Specifically, my bill will do two things:  First, it will create a risk-based assessment process for all insured banks. Second, it will establish a special annual risk premium for the "too-big-to fail" banks that represent a systemic threat to our financial system.

 

I am recommending these changes because I believe that our current system disproportionately advantages the largest institutions at the expense of small banks. For example, under the current system, the FDIC determines the regular quarterly premiums for each bank based only on the domestic deposits held by the bank, rather than on the bank’s total assets. As a result, banks with assets of $1 billion or less pay assessments on nearly 80 percent of their liabilities because domestic deposits are their primary source of funding. Meanwhile, banks over $10 billion in assets pay premiums on only 47 percent of their liabilities.

 

So, under the current system, while small banks pay insurance premiums on nearly their entire balance sheets, large banks pay on only half. I think we have it backwards.  I think the largest banks with the riskiest investments should be responsible for paying more into the Deposit Insurance Funds than our Main Street banks that generally stay away from subprime mortgages and don’t invest in mortgage backed securities or credit derivative swaps. 

 

The absurd result of the current system is that banks with less than $10 billion in assets pay approximately 30 percent of the total assessment base, although they hold only about 20 percent of total bank assets.
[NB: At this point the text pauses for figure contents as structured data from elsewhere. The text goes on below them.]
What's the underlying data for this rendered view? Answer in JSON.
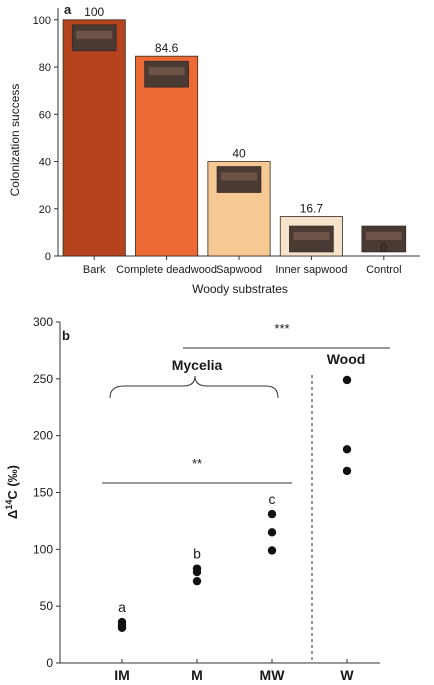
{
  "chart_data": [
    {
      "panel_label": "a",
      "type": "bar",
      "categories": [
        "Bark",
        "Complete deadwood",
        "Sapwood",
        "Inner sapwood",
        "Control"
      ],
      "values": [
        100,
        84.6,
        40,
        16.7,
        0
      ],
      "value_labels": [
        "100",
        "84.6",
        "40",
        "16.7",
        "0"
      ],
      "colors": [
        "#b5441e",
        "#ee6a35",
        "#f5c894",
        "#f7e3cc",
        "#fdf2e6"
      ],
      "xlabel": "Woody substrates",
      "ylabel": "Colonization success",
      "ylim": [
        0,
        105
      ],
      "yticks": [
        0,
        20,
        40,
        60,
        80,
        100
      ],
      "grid": false
    },
    {
      "panel_label": "b",
      "type": "scatter",
      "categories": [
        "IM",
        "M",
        "MW",
        "W"
      ],
      "points": [
        {
          "category": "IM",
          "y": 36
        },
        {
          "category": "IM",
          "y": 33
        },
        {
          "category": "IM",
          "y": 31
        },
        {
          "category": "M",
          "y": 83
        },
        {
          "category": "M",
          "y": 80
        },
        {
          "category": "M",
          "y": 72
        },
        {
          "category": "MW",
          "y": 131
        },
        {
          "category": "MW",
          "y": 115
        },
        {
          "category": "MW",
          "y": 99
        },
        {
          "category": "W",
          "y": 249
        },
        {
          "category": "W",
          "y": 188
        },
        {
          "category": "W",
          "y": 169
        }
      ],
      "letters": [
        {
          "category": "IM",
          "text": "a"
        },
        {
          "category": "M",
          "text": "b"
        },
        {
          "category": "MW",
          "text": "c"
        }
      ],
      "ylabel_prefix": "Δ",
      "ylabel_sup": "14",
      "ylabel_suffix": "C (‰)",
      "ylim": [
        0,
        300
      ],
      "yticks": [
        0,
        50,
        100,
        150,
        200,
        250,
        300
      ],
      "group_labels": {
        "mycelia": "Mycelia",
        "wood": "Wood"
      },
      "significance": {
        "top": "***",
        "mid": "**"
      },
      "grid": false
    }
  ]
}
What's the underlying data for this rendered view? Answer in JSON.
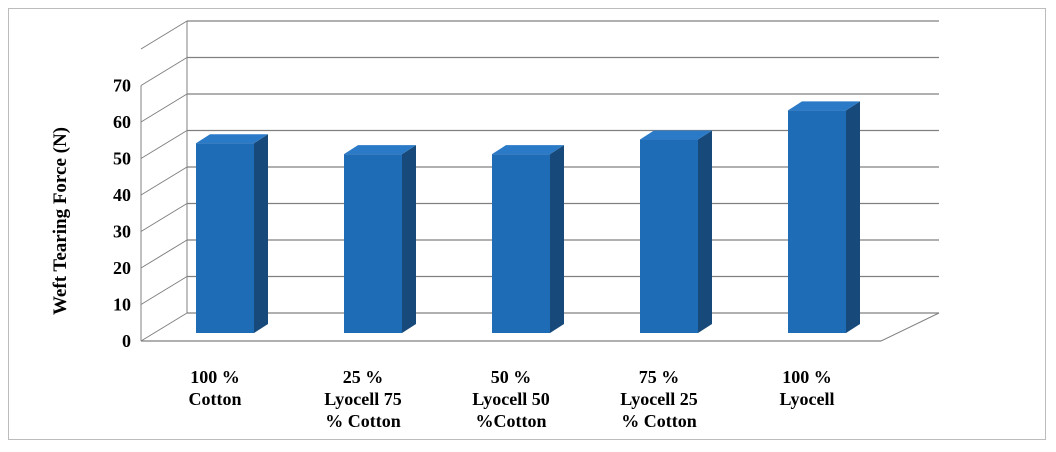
{
  "chart_data": {
    "type": "bar",
    "style": "3d-column",
    "categories": [
      [
        "100 %",
        "Cotton"
      ],
      [
        "25 %",
        "Lyocell 75",
        "% Cotton"
      ],
      [
        "50 %",
        "Lyocell 50",
        "%Cotton"
      ],
      [
        "75 %",
        "Lyocell 25",
        "% Cotton"
      ],
      [
        "100 %",
        "Lyocell"
      ]
    ],
    "series": [
      {
        "values": [
          52,
          49,
          49,
          53,
          61
        ]
      }
    ],
    "ylabel": "Weft  Tearing Force (N)",
    "xlabel": "",
    "ylim": [
      0,
      70
    ],
    "yticks": [
      0,
      10,
      20,
      30,
      40,
      50,
      60,
      70
    ],
    "grid": true,
    "legend": "none",
    "colors": {
      "bar_front": "#1f6cb6",
      "bar_side": "#17497a",
      "bar_top": "#2a7ac8",
      "gridline": "#808080",
      "frame": "#bcbcbc"
    }
  }
}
This discrepancy is exacerbated by the fact that the largest institutions are “too-big-to-fail,” and it can be argued that their depositors and other creditors enjoy superior protection than do the depositors and creditors of “too-small-to-save” banks.

 

I believe that each institution should pay an insurance fee based on risk.  And where does risk come from?  Not from deposits, but from the assets and investments of banks. We’ve seen how assets – like mortgage backed securities – can turn from assets to liabilities overnight. It’s just common sense that banks with risky investments should pay more in deposit insurance premiums.

 

I like to compare this bill to the risk-based pricing that the banks have forced on consumers.  For years, the banks have argued that risk-based pricing for their products, such as credit cards and home mortgages, is not only logical but fair because they only raise rates on those customers they feel are the greatest risk to the overall health of their institution. 

 

Well, many of the same banks that utilize “risk-based” pricing for consumers required hundreds of billions of taxpayer dollars to survive. Their irresponsible actions not only created a huge risk for our nation’s overall financial health, but also placed hundreds of billions of taxpayer dollars at risk. 

 

Through the Bank Accountability and Risk Assessment Act of 2009, I propose that the American people impose the same risk-based assessment on the banks that they have been imposing on our constituents for years.

 

The FDIC has already taken a step forward in recognizing the greater risk that large, money center banks represent to the DIF. Last month, the FDIC’s Board of Directors voted 4-1 to base their emergency premium assessment off a bank’s assets and not their deposits. By basing the assessment off the institutions assets and not the deposits, the FDIC has recognized that any threat to the fund through a bank failure is dependent upon the liabilities that exist in a bank’s assets, not their deposits. 

 

This was a good first step toward requiring systemically significant banks to pay their fair share into the DIF, but Congress must take action to codify this assessment base for all quarterly payments into the DIF and create a system of risk premiums for those banks deemed “too-big-to-fail.”